Cela n’arrive qu’aux autres? Et bien non.
2019. Facebook. Fuite de données concernant 540 millions d’utilisateurs à cause de serveurs non sécurisés et accessibles via des API.
2018. Twitter. Une mauvaise gestion des autorisations d’accès a rendu disponibles les messages privés de certains utilisateurs.
Maintenant que ces enjeux sont rappelés, nous allons détailler les risques et solutions.
I. Les risques majeurs liés à la sécurité des API
1.1 Vulnérabilités courantes des API
1.1.1 Injection de code
L’injection de code est l’une des menaces les plus connues, avec
- L’injection SQL par exemple,
Mais aussi par commandes avec l’exemple pas si ancien de la faille Log4J.
1.1.2 Authentification et autorisation inadéquates
Il est primordial d’avoir une politique d’authentification et d’autorisation bien appliquée afin de bloquer au mieux les attaquants. On peut retenir comme principes :
- Les sessions doivent être bien gérées : Sessions non expirées ou mal révoquées.
- Les tokens d’accès doivent être bien sécurisés : Stockage ou transmission non sécurisée des tokens.
- Les contrôles d’accès doivent être bien configurés: Permissions mal configurées permettant des accès non autorisés.
1.1.3 Exposition de données sensibles
Les API peuvent involontairement exposer des données sensibles et inutiles si elles ne sont pas correctement définies, configurées ou sécurisées. Les cas typiques sont :
- Les réponses API sont trop verbeuses : Inclusion de données non nécessaires dans les réponses.
- Les réponses API ne sont pas chiffrées : Transmission de données en clair.
Les erreurs sont mal gérées : Messages d’erreur révélant des informations sensibles sur l’infrastructure.
1.2 Menaces émergentes et sophistiquées
1.2.1 Attaques par force brute et credential stuffing
Stratégie largement connue, consistant à tester des combinaisons de noms d’utilisateur et de mots de passe. Elles sont aussi simples à parer que particulièrement dangereuses car :
- Elles peuvent être automatisées à grande échelle.
- Elles peuvent aussi exploiter des informations d’identification provenant de fuites de données (évitez d’avoir un seul mot de passe…).
1.2.2 Attaques « Man-in-the-Middle » (MITM)
Une attaque MITM consiste à ce que l’attaquant se place entre le client et l’API Gateway pour intercepter ou modifier les échanges. Les risques incluent :
- Le vol de données sensibles : En interceptant des données non chiffrées.
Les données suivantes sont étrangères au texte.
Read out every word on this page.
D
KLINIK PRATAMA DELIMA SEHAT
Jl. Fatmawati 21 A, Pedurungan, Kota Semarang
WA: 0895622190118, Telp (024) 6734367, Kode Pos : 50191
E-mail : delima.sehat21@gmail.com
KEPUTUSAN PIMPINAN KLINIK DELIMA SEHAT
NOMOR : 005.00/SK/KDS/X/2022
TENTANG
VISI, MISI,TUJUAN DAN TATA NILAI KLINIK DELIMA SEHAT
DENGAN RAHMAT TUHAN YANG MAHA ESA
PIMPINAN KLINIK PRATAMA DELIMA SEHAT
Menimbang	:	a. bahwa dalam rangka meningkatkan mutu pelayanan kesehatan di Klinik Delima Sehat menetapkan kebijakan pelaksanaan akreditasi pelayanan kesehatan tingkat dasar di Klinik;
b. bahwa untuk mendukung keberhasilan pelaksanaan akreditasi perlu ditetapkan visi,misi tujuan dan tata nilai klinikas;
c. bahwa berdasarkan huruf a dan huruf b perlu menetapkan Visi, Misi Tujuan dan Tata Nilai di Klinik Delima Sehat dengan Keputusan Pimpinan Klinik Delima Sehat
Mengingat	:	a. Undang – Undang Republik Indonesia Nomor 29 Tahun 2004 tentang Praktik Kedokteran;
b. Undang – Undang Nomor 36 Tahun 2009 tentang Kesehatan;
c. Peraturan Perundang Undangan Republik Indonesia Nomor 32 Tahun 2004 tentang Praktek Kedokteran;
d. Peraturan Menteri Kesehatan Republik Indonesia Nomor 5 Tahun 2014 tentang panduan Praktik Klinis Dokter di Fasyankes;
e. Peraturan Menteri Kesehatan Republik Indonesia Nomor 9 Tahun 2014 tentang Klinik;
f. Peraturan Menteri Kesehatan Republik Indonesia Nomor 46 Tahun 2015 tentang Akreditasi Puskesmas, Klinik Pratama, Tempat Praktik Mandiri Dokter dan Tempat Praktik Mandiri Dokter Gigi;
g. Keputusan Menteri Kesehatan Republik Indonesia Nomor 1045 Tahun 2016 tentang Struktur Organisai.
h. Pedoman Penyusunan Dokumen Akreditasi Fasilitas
- La manipulation de requêtes : En altérant des données échangées entre le client et le serveur.
- L’usurpation d’identité : En récupérant les certificats serveurs pour se faire passer pour le serveur légitime.
1.2.3 Attaques DDoS
Ces attaques consistent à avoir un très grand nombre d’appels, afin de rendre indisponible l’API. Elles peuvent prendre plusieurs formes :
- Les attaques volumétriques : En saturant la bande passante.
- Les attaques au niveau applicatif : En utilisant des vulnérabilités de l’API pour épuiser les ressources du serveur.
- Les attaques lentes : Cela consiste à maintenir des connexions ouvertes pour épuiser les ressources du serveur.
1.3 Risques spécifiques aux architectures modernes
1.3.1 Microservices et conteneurisation
La conteneurisation et les microservices ajoutent de nouveaux défis de sécurité :
- La complexité exponentielle de la gestion des accès : On doit gérer les exigences de sécurité par microservice.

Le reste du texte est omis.